Des deux côtés, on lui demande souvent des conseils pratiques, des « trucs », comme s’il suffisait de posséder des recettes pour savoir s’y prendre avec l’Autre. Or elles ne suffisent pas : il faut comprendre et pour cela connaître, ce qui prend du temps et demande du soin.

Les Chinois sont-ils menteurs ? Non, certes, mais ils n’ont pas la même conception de la vérité que nous. Les Chinois sont-ils compliqués ? Pas plus que nous ne le sommes, mais d’une autre façon. Le régime communiste est-il efficace ? Eh bien oui, dans certains domaines : lorsqu’il s’est, après une longue indifférence, engagé dans la lutte contre le SRAS, la maladie a été éradiquée en deux mois – alors qu’il a fallu beaucoup plus longtemps au Canada pour s’en débarrasser.

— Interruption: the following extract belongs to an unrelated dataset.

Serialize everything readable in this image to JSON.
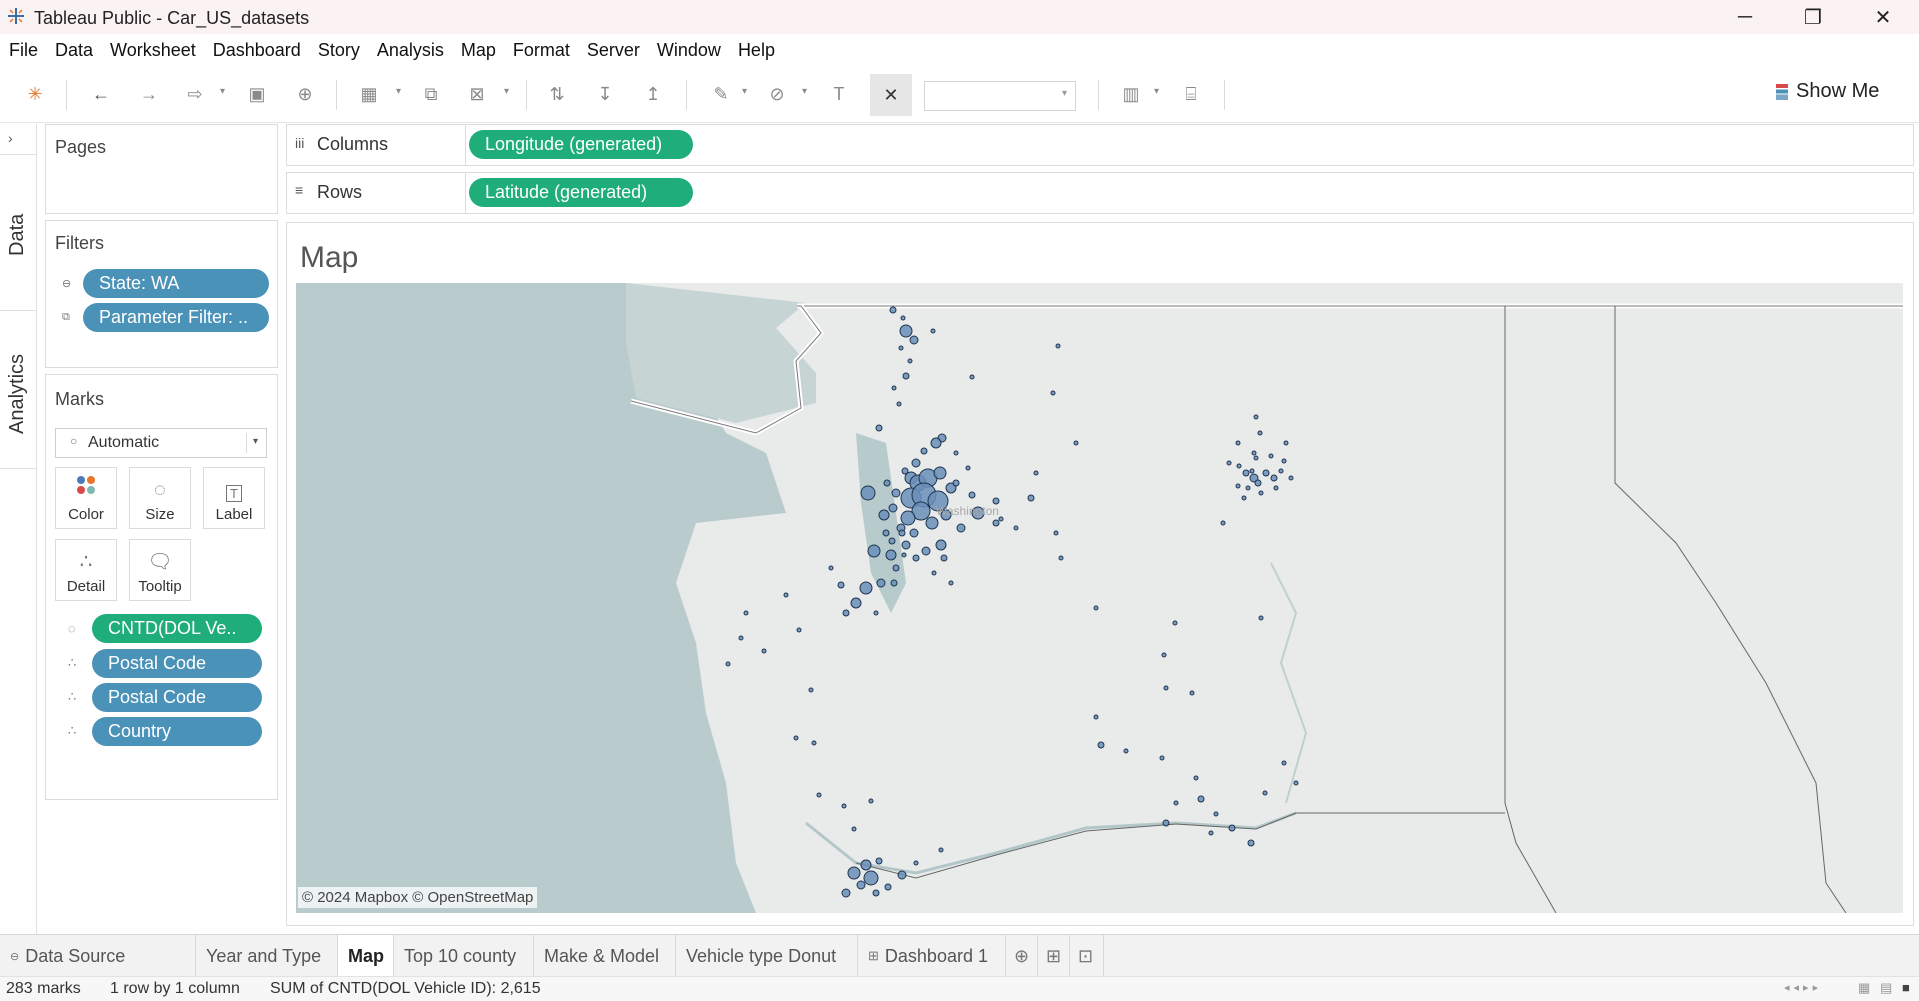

Dès que quelqu’un était malade, il était hospitalisé et isolé sans se soucier de ses droits. Qu’il meure ou qu’il guérisse, il ne pouvait contaminer personne. Ainsi l’autoritarisme a parfois du bon…

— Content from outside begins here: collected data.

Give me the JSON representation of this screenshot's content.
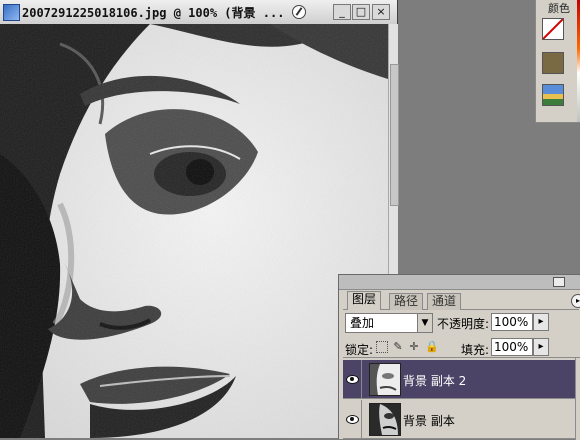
{
  "document": {
    "title": "2007291225018106.jpg @ 100% (背景 ...",
    "buttons": {
      "minimize": "_",
      "maximize": "□",
      "close": "×"
    }
  },
  "swatches": {
    "tab_label": "颜色"
  },
  "layers_panel": {
    "tabs": [
      {
        "label": "图层",
        "active": true
      },
      {
        "label": "路径",
        "active": false
      },
      {
        "label": "通道",
        "active": false
      }
    ],
    "blend_mode": "叠加",
    "opacity_label": "不透明度:",
    "opacity_value": "100%",
    "lock_label": "锁定:",
    "fill_label": "填充:",
    "fill_value": "100%",
    "layers": [
      {
        "name": "背景 副本 2",
        "selected": true,
        "visible": true
      },
      {
        "name": "背景 副本",
        "selected": false,
        "visible": true
      }
    ]
  },
  "colors": {
    "selected_layer": "#4b4466",
    "panel_bg": "#d4d0c8",
    "workspace_bg": "#7d7d7d"
  }
}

Les Chinois se sont détournés de la définition, par laquelle l’occidental prétend rendre compte de l’essence de tout être : ils estiment que l’on ne peut rendre compte d’une chose qu’à partir d’un point de vue, donc d’une intention, ce qui est exactement ce que l’on expérimente quand on construit un système d’information. Leur représentation n’étant pas figée dans une définition, il leur est aisé de penser la transformation des choses alors que nous peinons à libérer notre pensée du carcan conceptuel : c’est, encore une fois, ce que l’on expérimente dans un système d’information lorsque l’on modélise le cycle de vie d’un objet ou un processus de production (qui n’est autre qu’une transformation progressive de la matière première au produit fini).

La question de l’efficacité en Chine me semble faire souvent l’objet d’un contresens. On voit dans la Cité interdite un panneau calligraphié par l’empereur Qian Long et sur lequel est écrit wu wei, « ne pas agir ». Mais si l’on cite en entier le texte de Laozi auquel l’empereur se référait, on lit wu wei er wu bu wei, « ne pas agir, de sorte que rien ne soit pas fait » autrement dit que tout se fasse. Curieuse inaction que celle qui obtient tous les résultats !

La différence entre les Chinois et nous réside non dans le fait que nous serions actifs, et eux pas, mais dans une conception différente du ressort de l’action. Dans la tradition occidentale, l’homme d’action est un héros qui s’affirme contre le monde[1]. Aux yeux du Chinois, l’héroïsme est absurde car il conduit presque toujours à la catastrophe. Pour eux, l’action n’est pas une affirmation de soi ; elle vise à faire produire leurs fruits au contexte, à la situation. Ces fruits, certes, sont voulus de même qu’un cultivateur crée les conditions favorables à la récolte ; mais ils ne seront obtenus qu’en obéissant à la Propension des choses, pour reprendre le titre d’un livre de François Jullien.

Les Chinois ne sont donc pas prométhéens : ils ne pensent d’ailleurs pas pouvoir tout faire avec l’action, puisque l’efficacité requiert la collaboration des circonstances ; par ailleurs, ils sont intimement convaincus qu’il peut se produire des événements indépendants de l’action humaine et auxquels il leur faudra pouvoir s’adapter : c’est, dit Chieng, l’une des explications du haut niveau de l’épargne en Chine.

Des conceptions occidentale et chinoise de l’action, quelle est celle qui, étant la plus réaliste, est porteuse du plus haut potentiel d’efficacité ? Il me semble que poser la question, c’est y répondre.

Chieng illustre son analyse par de nombreuses anecdotes mettant en scène des hommes d’affaires et des hommes politiques chinois, européens et américains. L’ensemble de ces anecdotes permet de voir jouer la différence des cultures, des comportements, des représentations. Connaissant bien les deux univers mentaux, Chieng observe leur dialogue avec une curiosité sympathique, et avec le souci de contribuer à une meilleure compréhension réciproque. Il a trouvé dans l'œuvre philosophique de François Jullien un éclairage qui lui a été utile.


[1] On voit ainsi chez nous des parents ravis de voir « s’affirmer » un enfant capricieux.